Prison industries are now closely tied to war and Department of Defense contracts. Inmates make complex parts for missile systems, battleship anti-aircraft guns and land-mine sweepers, as well as night-vision goggles, body armor  and camouflage uniforms.

This is happening in the U.S., where grossly disproportionate numbers of African-Americans and Latinos are imprisoned.
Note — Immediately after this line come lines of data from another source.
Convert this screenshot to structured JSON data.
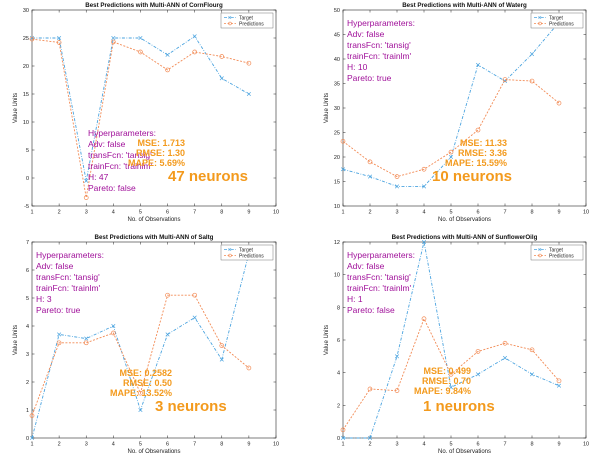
{
  "colors": {
    "target": "#4aa3df",
    "predictions": "#f28a54",
    "hyperparameters_text": "#a0109a",
    "metrics_text": "#f39a1d"
  },
  "chart_data": [
    {
      "type": "line",
      "title": "Best Predictions with Multi-ANN of CornFlourg",
      "xlabel": "No. of Observations",
      "ylabel": "Value Units",
      "xlim": [
        1,
        10
      ],
      "ylim": [
        -5,
        30
      ],
      "xticks": [
        1,
        2,
        3,
        4,
        5,
        6,
        7,
        8,
        9,
        10
      ],
      "yticks": [
        -5,
        0,
        5,
        10,
        15,
        20,
        25,
        30
      ],
      "legend_position": "top-right",
      "grid": false,
      "series": [
        {
          "name": "Target",
          "x": [
            1,
            2,
            3,
            4,
            5,
            6,
            7,
            8,
            9
          ],
          "values": [
            25,
            25,
            -0.5,
            25,
            25,
            22,
            25.3,
            17.8,
            15
          ]
        },
        {
          "name": "Predictions",
          "x": [
            1,
            2,
            3,
            4,
            5,
            6,
            7,
            8,
            9
          ],
          "values": [
            24.8,
            24.2,
            -3.5,
            24.3,
            22.5,
            19.3,
            22.5,
            21.7,
            20.5
          ]
        }
      ],
      "hyperparameters": [
        "Hyperparameters:",
        "Adv: false",
        "transFcn: 'tansig'",
        "trainFcn: 'trainlm'",
        "H: 47",
        "Pareto: false"
      ],
      "metrics": [
        "MSE: 1.713",
        "RMSE: 1.30",
        "MAPE: 5.69%"
      ],
      "neurons": "47 neurons"
    },
    {
      "type": "line",
      "title": "Best Predictions with Multi-ANN of Waterg",
      "xlabel": "No. of Observations",
      "ylabel": "Value Units",
      "xlim": [
        1,
        10
      ],
      "ylim": [
        10,
        50
      ],
      "xticks": [
        1,
        2,
        3,
        4,
        5,
        6,
        7,
        8,
        9,
        10
      ],
      "yticks": [
        10,
        15,
        20,
        25,
        30,
        35,
        40,
        45,
        50
      ],
      "legend_position": "top-right",
      "grid": false,
      "series": [
        {
          "name": "Target",
          "x": [
            1,
            2,
            3,
            4,
            5,
            6,
            7,
            8,
            9
          ],
          "values": [
            17.5,
            16,
            14,
            14,
            20,
            38.8,
            35.5,
            41,
            47.5
          ]
        },
        {
          "name": "Predictions",
          "x": [
            1,
            2,
            3,
            4,
            5,
            6,
            7,
            8,
            9
          ],
          "values": [
            23.2,
            19,
            16,
            17.5,
            21,
            25.5,
            35.8,
            35.5,
            31
          ]
        }
      ],
      "hyperparameters": [
        "Hyperparameters:",
        "Adv: false",
        "transFcn: 'tansig'",
        "trainFcn: 'trainlm'",
        "H: 10",
        "Pareto: true"
      ],
      "metrics": [
        "MSE: 11.33",
        "RMSE: 3.36",
        "MAPE: 15.59%"
      ],
      "neurons": "10 neurons"
    },
    {
      "type": "line",
      "title": "Best Predictions with Multi-ANN of Saltg",
      "xlabel": "No. of Observations",
      "ylabel": "Value Units",
      "xlim": [
        1,
        10
      ],
      "ylim": [
        0,
        7
      ],
      "xticks": [
        1,
        2,
        3,
        4,
        5,
        6,
        7,
        8,
        9,
        10
      ],
      "yticks": [
        0,
        1,
        2,
        3,
        4,
        5,
        6,
        7
      ],
      "legend_position": "top-right",
      "grid": false,
      "series": [
        {
          "name": "Target",
          "x": [
            1,
            2,
            3,
            4,
            5,
            6,
            7,
            8,
            9
          ],
          "values": [
            0,
            3.7,
            3.55,
            4,
            1,
            3.7,
            4.3,
            2.8,
            6.6
          ]
        },
        {
          "name": "Predictions",
          "x": [
            1,
            2,
            3,
            4,
            5,
            6,
            7,
            8,
            9
          ],
          "values": [
            0.8,
            3.4,
            3.4,
            3.75,
            1.6,
            5.1,
            5.1,
            3.3,
            2.5
          ]
        }
      ],
      "hyperparameters": [
        "Hyperparameters:",
        "Adv: false",
        "transFcn: 'tansig'",
        "trainFcn: 'trainlm'",
        "H: 3",
        "Pareto: true"
      ],
      "metrics": [
        "MSE: 0.2582",
        "RMSE: 0.50",
        "MAPE: 13.52%"
      ],
      "neurons": "3 neurons"
    },
    {
      "type": "line",
      "title": "Best Predictions with Multi-ANN of SunflowerOilg",
      "xlabel": "No. of Observations",
      "ylabel": "Value Units",
      "xlim": [
        1,
        10
      ],
      "ylim": [
        0,
        12
      ],
      "xticks": [
        1,
        2,
        3,
        4,
        5,
        6,
        7,
        8,
        9,
        10
      ],
      "yticks": [
        0,
        2,
        4,
        6,
        8,
        10,
        12
      ],
      "legend_position": "top-right",
      "grid": false,
      "series": [
        {
          "name": "Target",
          "x": [
            1,
            2,
            3,
            4,
            5,
            6,
            7,
            8,
            9
          ],
          "values": [
            0,
            0,
            5,
            12,
            3.1,
            3.9,
            4.9,
            3.9,
            3.2
          ]
        },
        {
          "name": "Predictions",
          "x": [
            1,
            2,
            3,
            4,
            5,
            6,
            7,
            8,
            9
          ],
          "values": [
            0.5,
            3,
            2.9,
            7.3,
            3.9,
            5.3,
            5.8,
            5.4,
            3.5
          ]
        }
      ],
      "hyperparameters": [
        "Hyperparameters:",
        "Adv: false",
        "transFcn: 'tansig'",
        "trainFcn: 'trainlm'",
        "H: 1",
        "Pareto: false"
      ],
      "metrics": [
        "MSE: 0.499",
        "RMSE: 0.70",
        "MAPE: 9.84%"
      ],
      "neurons": "1 neurons"
    }
  ]
}
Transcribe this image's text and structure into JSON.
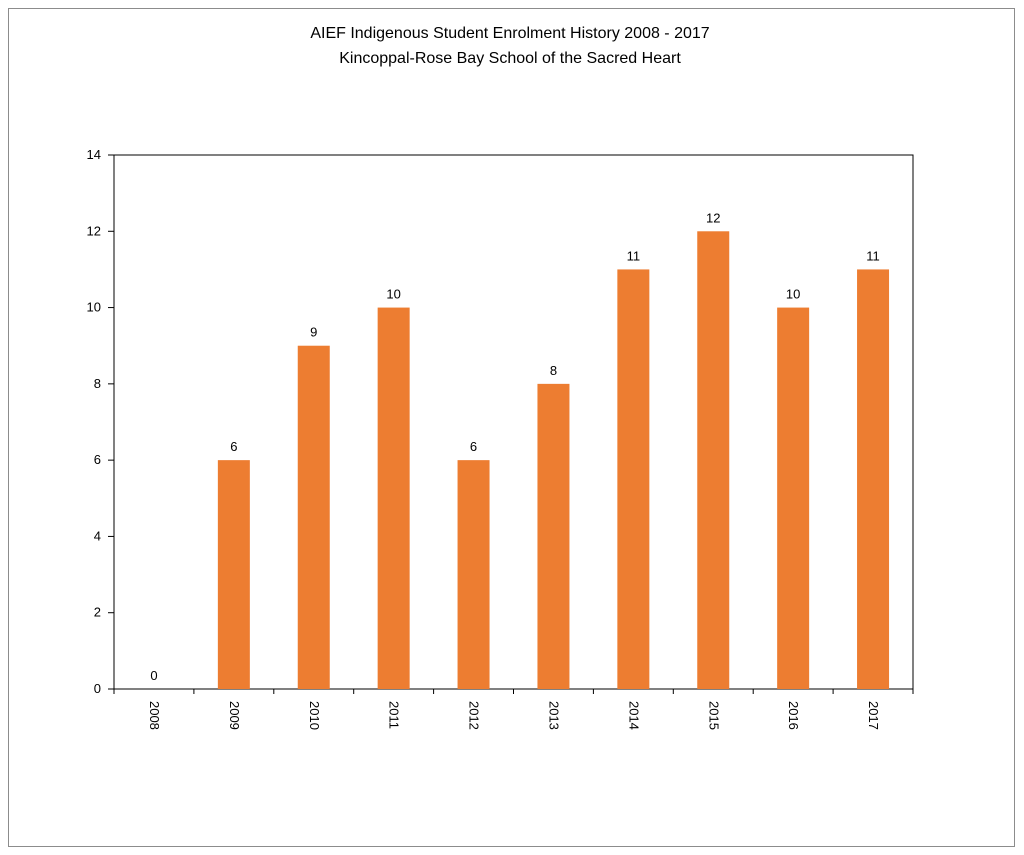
{
  "chart_data": {
    "type": "bar",
    "title": "AIEF Indigenous Student Enrolment History 2008  - 2017",
    "subtitle": "Kincoppal-Rose Bay School of the Sacred Heart",
    "xlabel": "",
    "ylabel": "",
    "categories": [
      "2008",
      "2009",
      "2010",
      "2011",
      "2012",
      "2013",
      "2014",
      "2015",
      "2016",
      "2017"
    ],
    "values": [
      0,
      6,
      9,
      10,
      6,
      8,
      11,
      12,
      10,
      11
    ],
    "ylim": [
      0,
      14
    ],
    "yticks": [
      0,
      2,
      4,
      6,
      8,
      10,
      12,
      14
    ],
    "data_labels": true,
    "grid": false,
    "legend": "none",
    "bar_color": "#ED7D31",
    "axis_color": "#000000",
    "x_tick_rotation": "vertical"
  }
}
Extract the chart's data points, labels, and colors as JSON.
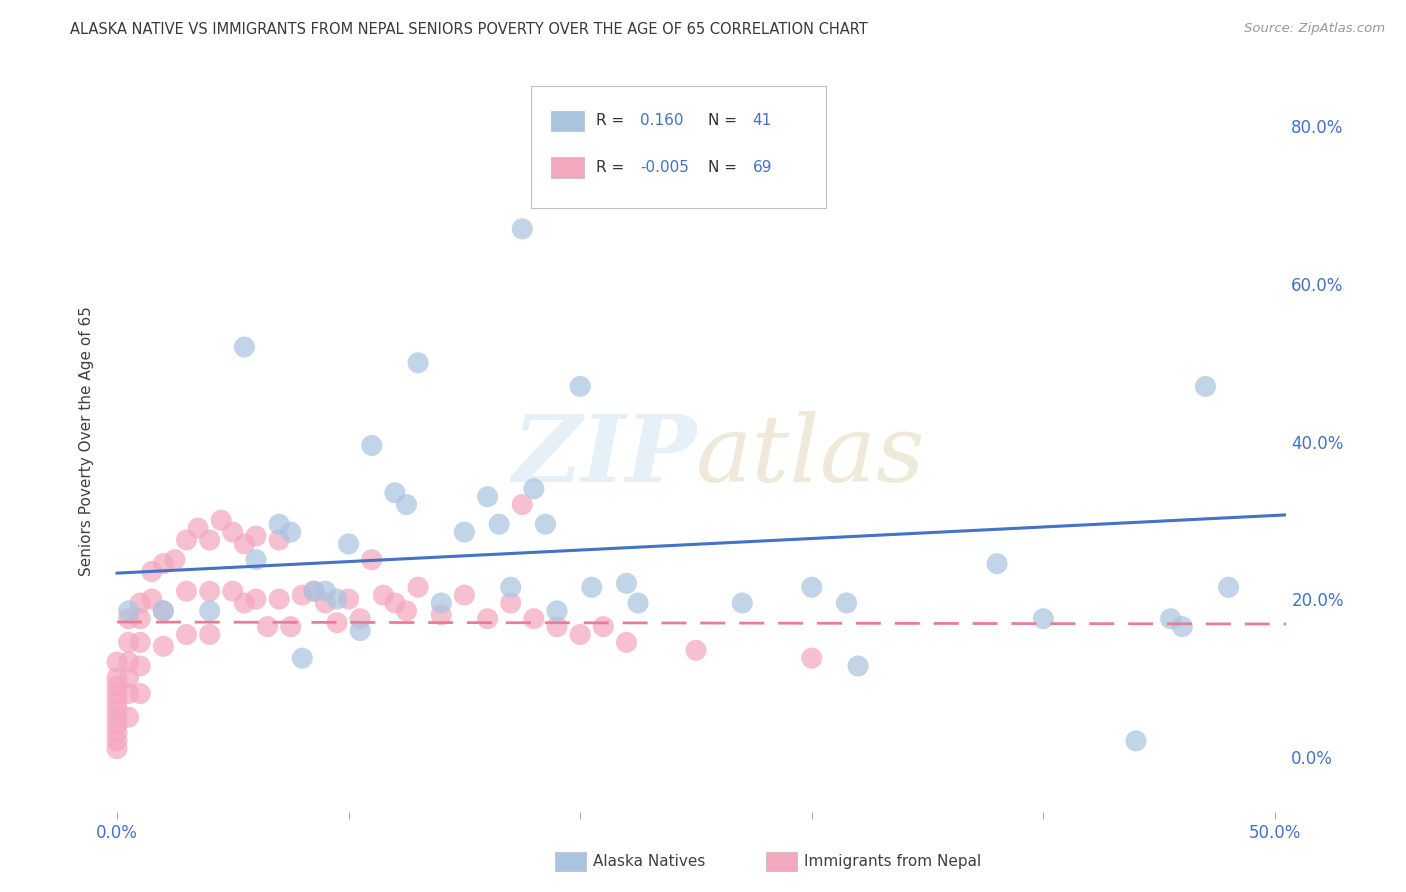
{
  "title": "ALASKA NATIVE VS IMMIGRANTS FROM NEPAL SENIORS POVERTY OVER THE AGE OF 65 CORRELATION CHART",
  "source": "Source: ZipAtlas.com",
  "ylabel": "Seniors Poverty Over the Age of 65",
  "xlim": [
    -0.005,
    0.505
  ],
  "ylim": [
    -0.07,
    0.87
  ],
  "xticks": [
    0.0,
    0.1,
    0.2,
    0.3,
    0.4,
    0.5
  ],
  "xtick_labels": [
    "0.0%",
    "",
    "",
    "",
    "",
    "50.0%"
  ],
  "yticks": [
    0.0,
    0.2,
    0.4,
    0.6,
    0.8
  ],
  "ytick_labels": [
    "0.0%",
    "20.0%",
    "40.0%",
    "60.0%",
    "80.0%"
  ],
  "alaska_color": "#aac4e0",
  "nepal_color": "#f4a8be",
  "alaska_R": 0.16,
  "alaska_N": 41,
  "nepal_R": -0.005,
  "nepal_N": 69,
  "alaska_line_color": "#4472c4",
  "nepal_line_color": "#e87d96",
  "axis_label_color": "#4472c4",
  "title_color": "#3a3a3a",
  "watermark_color": "#c8dff0",
  "alaska_scatter_x": [
    0.005,
    0.02,
    0.04,
    0.055,
    0.06,
    0.07,
    0.075,
    0.08,
    0.085,
    0.09,
    0.095,
    0.1,
    0.105,
    0.11,
    0.12,
    0.125,
    0.13,
    0.14,
    0.15,
    0.16,
    0.165,
    0.17,
    0.175,
    0.18,
    0.185,
    0.19,
    0.2,
    0.205,
    0.22,
    0.225,
    0.27,
    0.3,
    0.315,
    0.32,
    0.38,
    0.4,
    0.44,
    0.455,
    0.46,
    0.47,
    0.48
  ],
  "alaska_scatter_y": [
    0.185,
    0.185,
    0.185,
    0.52,
    0.25,
    0.295,
    0.285,
    0.125,
    0.21,
    0.21,
    0.2,
    0.27,
    0.16,
    0.395,
    0.335,
    0.32,
    0.5,
    0.195,
    0.285,
    0.33,
    0.295,
    0.215,
    0.67,
    0.34,
    0.295,
    0.185,
    0.47,
    0.215,
    0.22,
    0.195,
    0.195,
    0.215,
    0.195,
    0.115,
    0.245,
    0.175,
    0.02,
    0.175,
    0.165,
    0.47,
    0.215
  ],
  "nepal_scatter_x": [
    0.0,
    0.0,
    0.0,
    0.0,
    0.0,
    0.0,
    0.0,
    0.0,
    0.0,
    0.0,
    0.0,
    0.005,
    0.005,
    0.005,
    0.005,
    0.005,
    0.005,
    0.01,
    0.01,
    0.01,
    0.01,
    0.01,
    0.015,
    0.015,
    0.02,
    0.02,
    0.02,
    0.025,
    0.03,
    0.03,
    0.03,
    0.035,
    0.04,
    0.04,
    0.04,
    0.045,
    0.05,
    0.05,
    0.055,
    0.055,
    0.06,
    0.06,
    0.065,
    0.07,
    0.07,
    0.075,
    0.08,
    0.085,
    0.09,
    0.095,
    0.1,
    0.105,
    0.11,
    0.115,
    0.12,
    0.125,
    0.13,
    0.14,
    0.15,
    0.16,
    0.17,
    0.175,
    0.18,
    0.19,
    0.2,
    0.21,
    0.22,
    0.25,
    0.3
  ],
  "nepal_scatter_y": [
    0.12,
    0.1,
    0.09,
    0.08,
    0.07,
    0.06,
    0.05,
    0.04,
    0.03,
    0.02,
    0.01,
    0.175,
    0.145,
    0.12,
    0.1,
    0.08,
    0.05,
    0.195,
    0.175,
    0.145,
    0.115,
    0.08,
    0.235,
    0.2,
    0.245,
    0.185,
    0.14,
    0.25,
    0.275,
    0.21,
    0.155,
    0.29,
    0.275,
    0.21,
    0.155,
    0.3,
    0.285,
    0.21,
    0.27,
    0.195,
    0.28,
    0.2,
    0.165,
    0.275,
    0.2,
    0.165,
    0.205,
    0.21,
    0.195,
    0.17,
    0.2,
    0.175,
    0.25,
    0.205,
    0.195,
    0.185,
    0.215,
    0.18,
    0.205,
    0.175,
    0.195,
    0.32,
    0.175,
    0.165,
    0.155,
    0.165,
    0.145,
    0.135,
    0.125
  ]
}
As psychologist Elliot D. Cohen puts it in this year's book: "This system of slavery, like that which existed in this country before the Civil War, is also racist, as more than 60 percent of U.S. prisoners are people of color."


10. MAKING PROTEST CRIMINAL

Lawyers and other concerned citizens worry HR 347—also called the "anti-Occupy" bill—could have disastrous effects for the First Amendment right to protest.

Officially called the Federal Restricted Buildings and Grounds Improvement Act, it would make it a felony to "knowingly" enter a zone restricted under the law, or engage in "disorderly or disruptive" conduct in or near the zones.

The restricted zones include anywhere the Secret Service may be—the White House, areas hosting events deemed "National Special Security Events" or anywhere visited by the president, vice president and their immediate families; former presidents, vice presidents and certain family members; certain foreign dignitaries; major presidential and vice presidential candidates (within 120 days of an election); and other individuals as designated by a presidential executive order.

These people could be anywhere, and the zones have notoriously included the Democratic and Republican national conventions, the Super Bowl, and the Academy Awards.


Yael Chanoff is a staff writer with the San Francisco Bay Guardian.